Inferring a prior belief after observing a behavior?

In my experiment, a participant goes through a maze made of 32 T intersections. At each intersection he must choose whether to go either to the left or to the right: one option will lead to another T intersection, while the other option will lead to a blind alley.

If I code as 1 the times the correct turn is to the right and as 0 the times the correct turn is to the left, this is my maze:

    turn_right <- c(1,0,0,0,1,0,1,0,0,0,0,1,1,0,0,0,1,1,1,0,1,1,0,1,1,1,1,0,1,0,0,1)
At each intersection, a sign points either to the left or to the right. A storm has messed up the signs, so that now only 50% of them are correct. The participant knows that the storm has made some damage to the signage system, but he does not what kind of damage.

These are my signs, where a 1 means that the sign points to the correct direction, and a 0 means that the sign points to the wrong direction.
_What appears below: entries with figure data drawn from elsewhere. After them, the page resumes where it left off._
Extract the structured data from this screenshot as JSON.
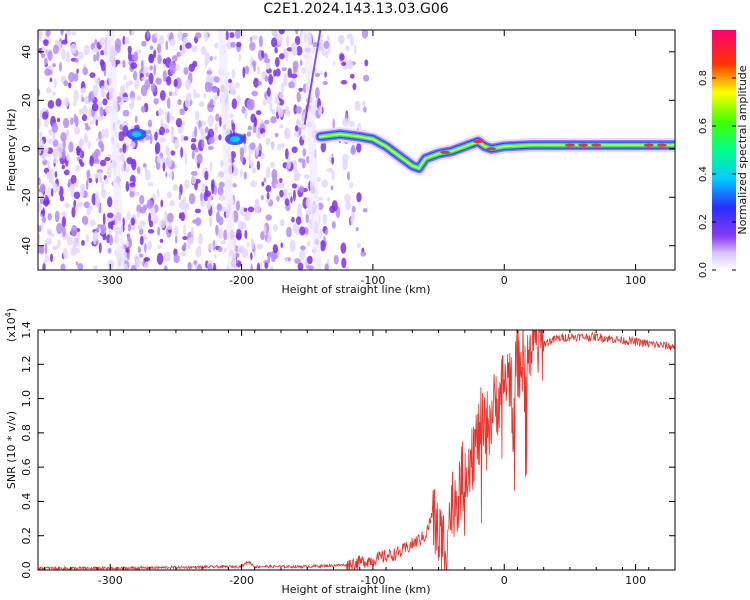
{
  "title": "C2E1.2024.143.13.03.G06",
  "chart_data": [
    {
      "type": "heatmap",
      "title": "",
      "xlabel": "Height of straight line (km)",
      "ylabel": "Frequency (Hz)",
      "xlim": [
        -355,
        130
      ],
      "ylim": [
        -50,
        49
      ],
      "xticks": [
        -300,
        -200,
        -100,
        0,
        100
      ],
      "yticks": [
        -40,
        -20,
        0,
        20,
        40
      ],
      "colorbar": {
        "label": "Normalized spectral amplitude",
        "range": [
          0,
          1
        ],
        "ticks": [
          "0.0",
          "0.2",
          "0.4",
          "0.6",
          "0.8"
        ],
        "colormap": "rainbow (white - purple - blue - cyan - green - yellow - red - magenta)"
      },
      "features": {
        "noise_region_x": [
          -355,
          -105
        ],
        "noise_color": "#7b2ff0",
        "signal_trace": {
          "x": [
            -140,
            -125,
            -110,
            -100,
            -90,
            -80,
            -70,
            -65,
            -60,
            -50,
            -40,
            -30,
            -25,
            -20,
            -15,
            -10,
            0,
            20,
            40,
            60,
            80,
            100,
            130
          ],
          "frequency": [
            5,
            6,
            5,
            4,
            1,
            -3,
            -7,
            -8,
            -4,
            -2,
            -1,
            1,
            2,
            3,
            1,
            0,
            1,
            1.5,
            1.5,
            1.5,
            1.5,
            1.5,
            1.5
          ]
        },
        "secondary_blobs": [
          {
            "x": -205,
            "frequency": 4
          },
          {
            "x": -280,
            "frequency": 6
          }
        ]
      }
    },
    {
      "type": "line",
      "title": "",
      "xlabel": "Height of straight line (km)",
      "ylabel": "SNR (10 * v/v)",
      "multiplier_label": "(x10",
      "multiplier_exp": "4",
      "multiplier_close": ")",
      "xlim": [
        -355,
        130
      ],
      "ylim": [
        0,
        1.4
      ],
      "xticks": [
        -300,
        -200,
        -100,
        0,
        100
      ],
      "yticks": [
        "0.0",
        "0.2",
        "0.4",
        "0.6",
        "0.8",
        "1.0",
        "1.2",
        "1.4"
      ],
      "series": [
        {
          "color": "#e8342c",
          "x": [
            -355,
            -300,
            -250,
            -200,
            -195,
            -190,
            -150,
            -120,
            -100,
            -80,
            -70,
            -60,
            -55,
            -50,
            -45,
            -40,
            -35,
            -30,
            -25,
            -20,
            -18,
            -15,
            -10,
            -5,
            0,
            10,
            20,
            30,
            40,
            50,
            60,
            70,
            80,
            90,
            100,
            110,
            120,
            130
          ],
          "y": [
            0.01,
            0.01,
            0.015,
            0.02,
            0.05,
            0.02,
            0.02,
            0.03,
            0.06,
            0.1,
            0.15,
            0.2,
            0.32,
            0.2,
            0.15,
            0.38,
            0.45,
            0.58,
            0.7,
            0.75,
            0.85,
            0.8,
            0.9,
            1.0,
            1.1,
            1.2,
            1.28,
            1.32,
            1.35,
            1.36,
            1.36,
            1.36,
            1.35,
            1.34,
            1.33,
            1.32,
            1.31,
            1.3
          ]
        }
      ]
    }
  ]
}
    sign <- c(1,0,1,0,0,1,1,1,0,1,0,1,0,1,0,1,0,0,1,1,1,1,0,0,0,0,0,1,1,0,0,1)
Now I observe the behavior of my participant. Sometimes he follows the sign (1), sometimes he does not (0):

trust_sign <- c(0,0,0,0,0,0,0,0,1,1,1,0,0,1,1,0,1,0,0,1,0,0,0,0,0,0,0,0,0,1,0,0)
My question: can I infer what is the prior belief of the participant before entering the maze? That is, how much he trusts the signage system?

Since we have binary choices, I thought I could model the participant's choices (trust_sign) with a beta distribution:

 maze <- data.frame(turn_right, sign, trust_sign)
 sum32 <- sum(maze$trust_sign[1:32])
 curve(dbeta(x, sum32, 32- sum32),add=TRUE,lty="solid",ylim=c(0,6),ylab="Probability Density",las=1)

I can also calculate the likelihood of a sign being correct given the actual maze:

 k = 16 # number of times a sign is correct
n = 32 # total number of intersections

numSteps = 200 ## x-axis for plotting
x = seq(0, 1, 1 / numSteps)

L = x^k * (1 - x)^(n - k) ## Likelihood function

L = L / sum(L) * numSteps ## Just normalize likelihood

plot(x, L, type = 'l', lwd = 3, ylim = c(0,6),
         main = "Bernoulli Likelihood",
         xlab = expression(theta), ylab = "pdf")

Given that likelihood and the behavior seen before, what is the belief of my participant prior to entering the maze? Is this the right framework for this question or am I missing something?